The post-filing window, the part you can actually trade off the public signal, shows no positive drift. The median is negative in every bucket, and for liquid names (>= $10) the negative mean drift is significant. On this sample, naively buying a 13D target at the filing-day close and holding twenty trading days was slightly negative net of SPY. That is the counterintuitive result and the one worth keeping: the public 13D is not, by itself, a long signal. If anything the edge already paid out to whoever was accumulating before the form appeared.

The initial-versus-amendment split does not rescue the trade. Among $5+ names, initial 13Ds show a larger pre-filing median (+2.07%) than amendments (+1.04%), which fits the idea that the first disclosure carries more new information. But both cohorts are slightly negative post-filing. A fresh activist stake runs up harder beforehand and still does not drift up after it is public.

Caveats

A few things bound how far you should push this.

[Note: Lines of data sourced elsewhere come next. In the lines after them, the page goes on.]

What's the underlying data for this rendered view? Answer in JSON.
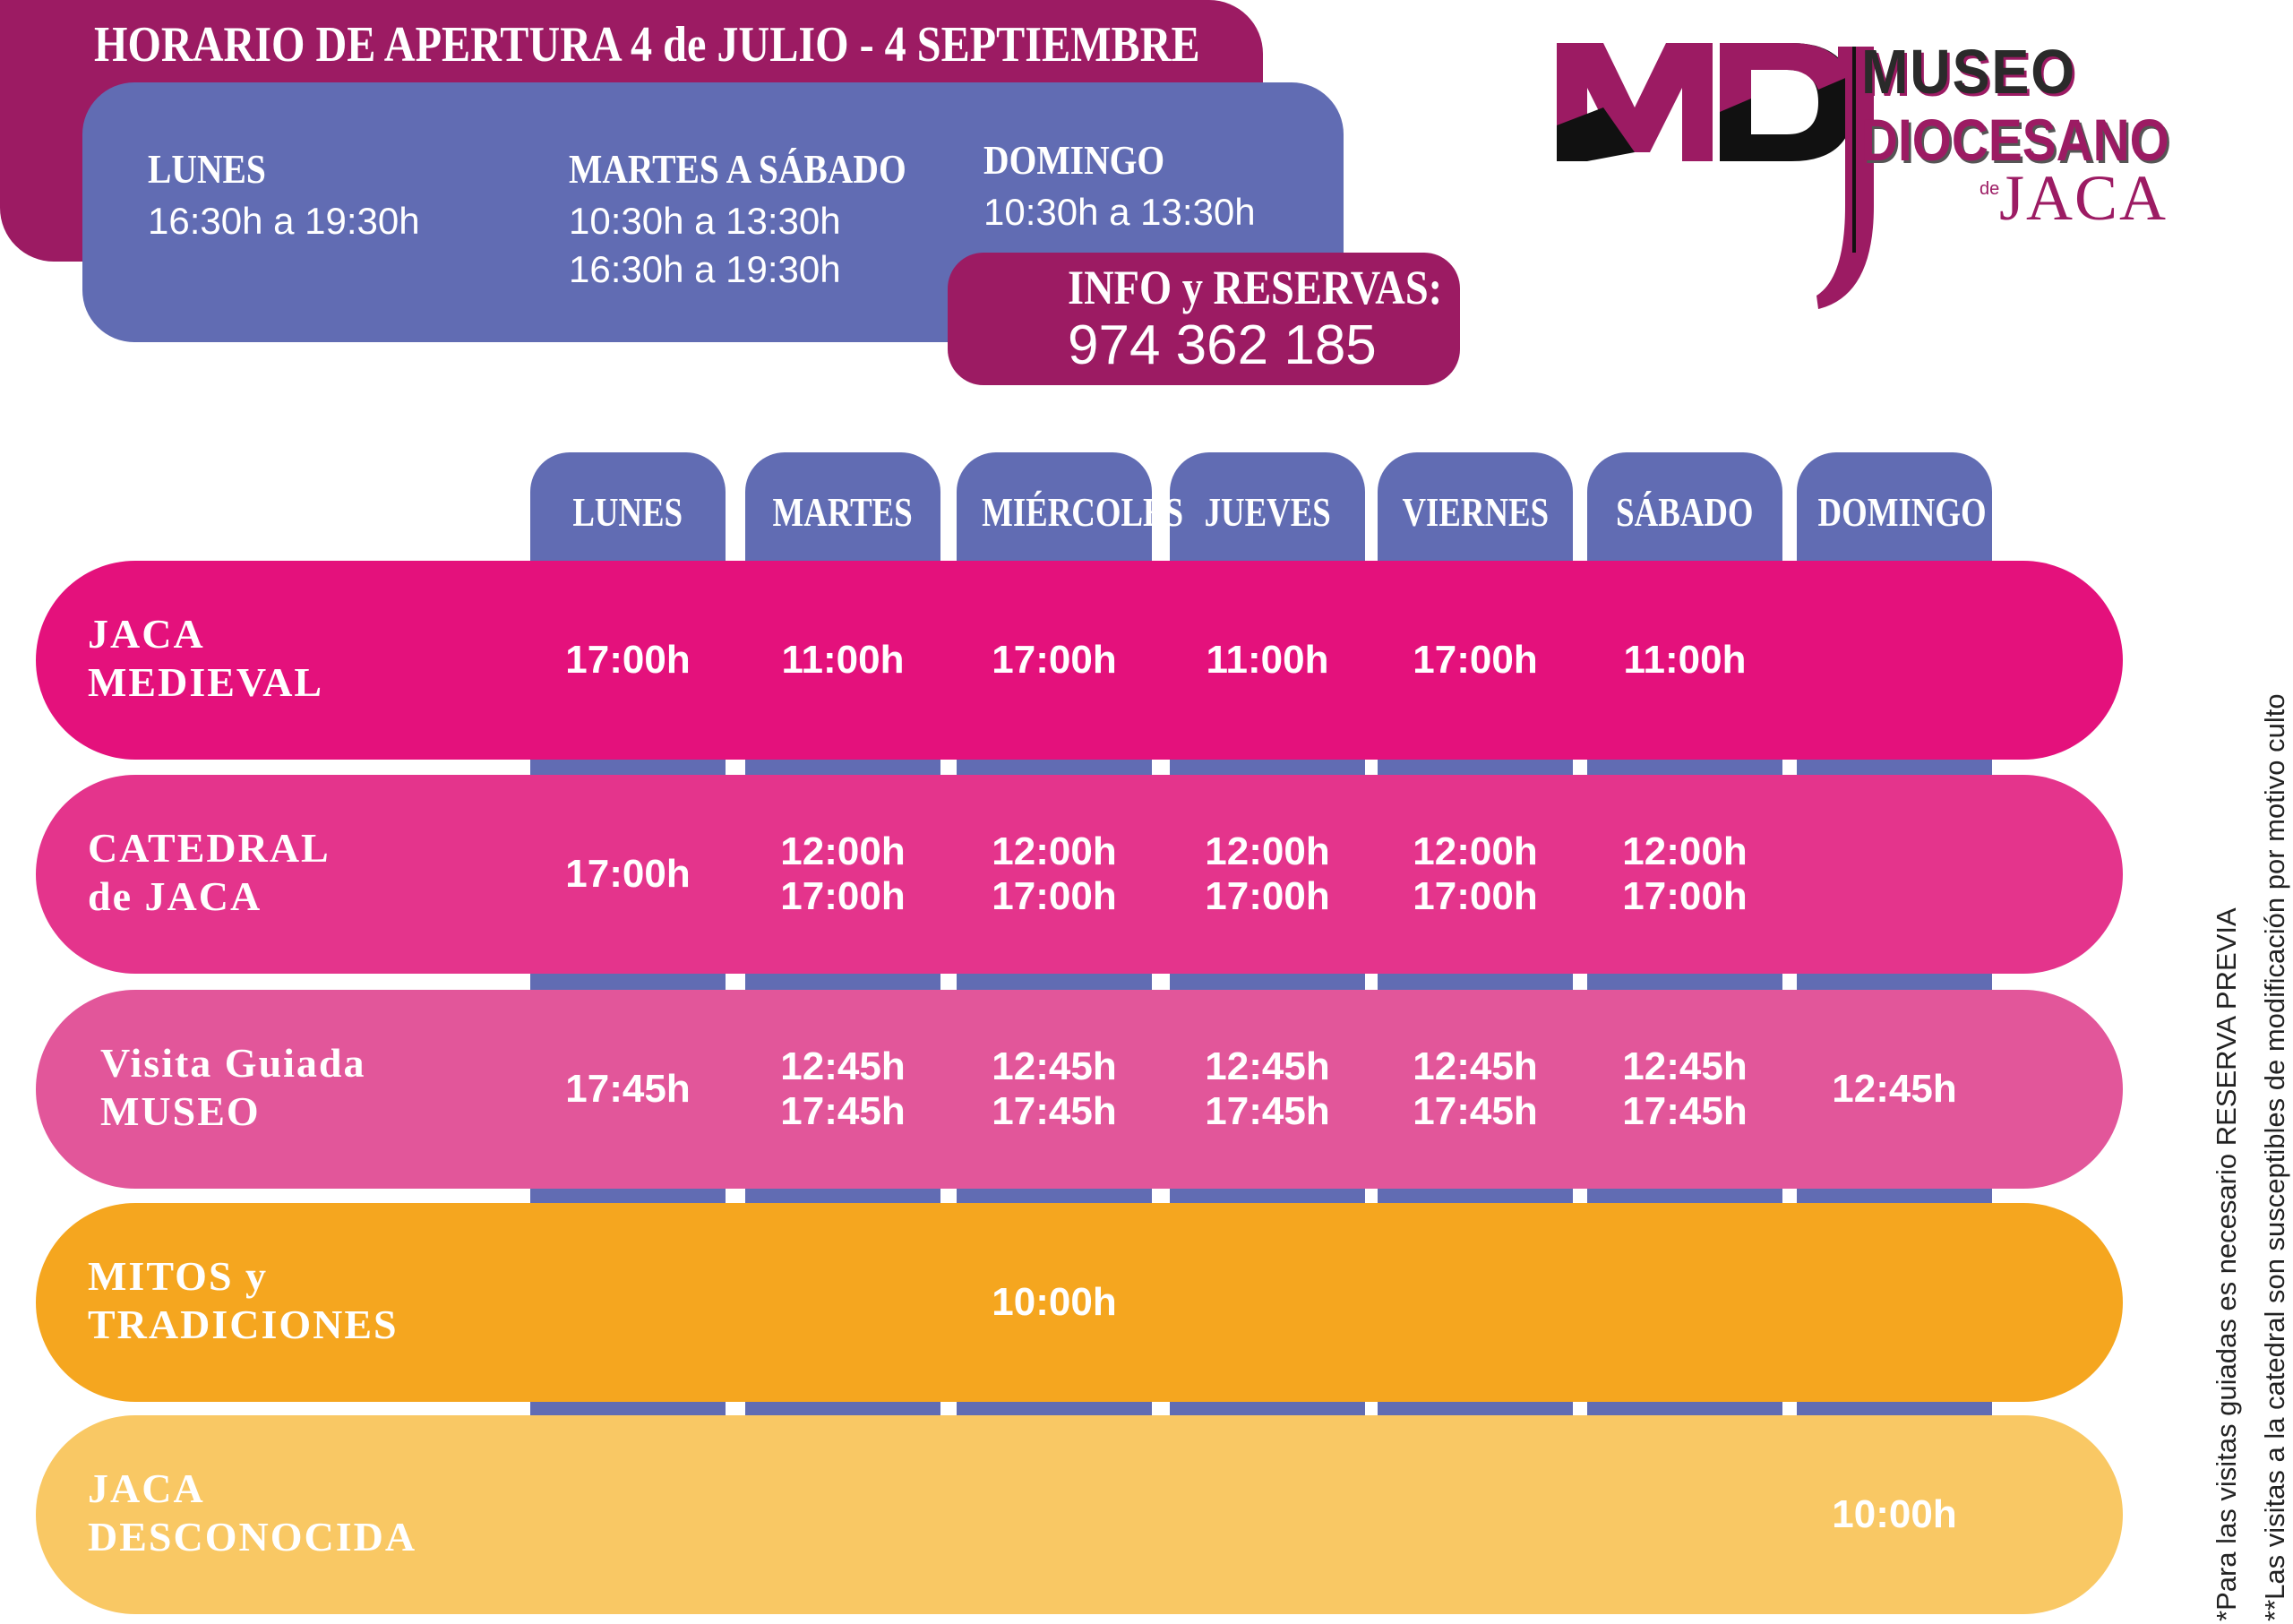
{
  "header": {
    "title": "HORARIO DE APERTURA 4 de JULIO - 4 SEPTIEMBRE",
    "schedule": [
      {
        "day": "LUNES",
        "times": [
          "16:30h a 19:30h"
        ]
      },
      {
        "day": "MARTES A SÁBADO",
        "times": [
          "10:30h a 13:30h",
          "16:30h a 19:30h"
        ]
      },
      {
        "day": "DOMINGO",
        "times": [
          "10:30h a 13:30h"
        ]
      }
    ],
    "info_label": "INFO y RESERVAS:",
    "info_phone": "974 362 185"
  },
  "logo": {
    "letters": "MDJ",
    "line1": "MUSEO",
    "line2": "DIOCESANO",
    "line3_small": "de",
    "line3": "JACA"
  },
  "days": [
    "LUNES",
    "MARTES",
    "MIÉRCOLES",
    "JUEVES",
    "VIERNES",
    "SÁBADO",
    "DOMINGO"
  ],
  "activities": [
    {
      "title_lines": [
        "JACA",
        "MEDIEVAL"
      ],
      "color": "#e4117c",
      "times": [
        "17:00h",
        "11:00h",
        "17:00h",
        "11:00h",
        "17:00h",
        "11:00h",
        ""
      ]
    },
    {
      "title_lines": [
        "CATEDRAL",
        "de JACA"
      ],
      "color": "#e4348c",
      "times": [
        "17:00h",
        "12:00h\n17:00h",
        "12:00h\n17:00h",
        "12:00h\n17:00h",
        "12:00h\n17:00h",
        "12:00h\n17:00h",
        ""
      ]
    },
    {
      "title_lines": [
        "Visita Guiada",
        "MUSEO"
      ],
      "color": "#e2569a",
      "times": [
        "17:45h",
        "12:45h\n17:45h",
        "12:45h\n17:45h",
        "12:45h\n17:45h",
        "12:45h\n17:45h",
        "12:45h\n17:45h",
        "12:45h"
      ]
    },
    {
      "title_lines": [
        "MITOS y",
        "TRADICIONES"
      ],
      "color": "#f5a61f",
      "times": [
        "",
        "",
        "10:00h",
        "",
        "",
        "",
        ""
      ]
    },
    {
      "title_lines": [
        "JACA",
        "DESCONOCIDA"
      ],
      "color": "#f9c864",
      "times": [
        "",
        "",
        "",
        "",
        "",
        "",
        "10:00h"
      ]
    }
  ],
  "notes": [
    "*Para las visitas guiadas es necesario RESERVA PREVIA",
    "**Las visitas a la catedral son susceptibles de modificación por  motivo culto"
  ],
  "colors": {
    "purple": "#9c1b63",
    "blue": "#616cb3"
  }
}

The sample is eight months and one market regime. The abnormal return is simple market adjustment against SPY, not beta-adjusted, so high-beta names carry some uncorrected market exposure. Prices are daily grouped closes with no intraday detail, and entry is assumed at the filing-day close, which a real fill at the open the next morning would not match. Ticker resolution and price coverage drop events along the way (2,492 down to 2,056), and that screen is not perfectly random with respect to outcomes. The small-cap names that drive the fat tail carry borrow costs and liquidity limits a backtest never feels, so the printed pre-window means overstate what anyone could have captured.

Reproducing it

The event set was built on the EDGAR Events 13D path: the same typed-JSON filing feed the API serves, joined to Polygon grouped-daily closes and SPY. The accessions are the live results from efts.sec.gov full-text search over the window, and the MSAI prices and abnormal-return math were checked by hand against the source. One script, public data, a cache that pins the numbers, so anyone can run it and land on the same table. The result that cut against the popular belief is the one we most wanted to get right.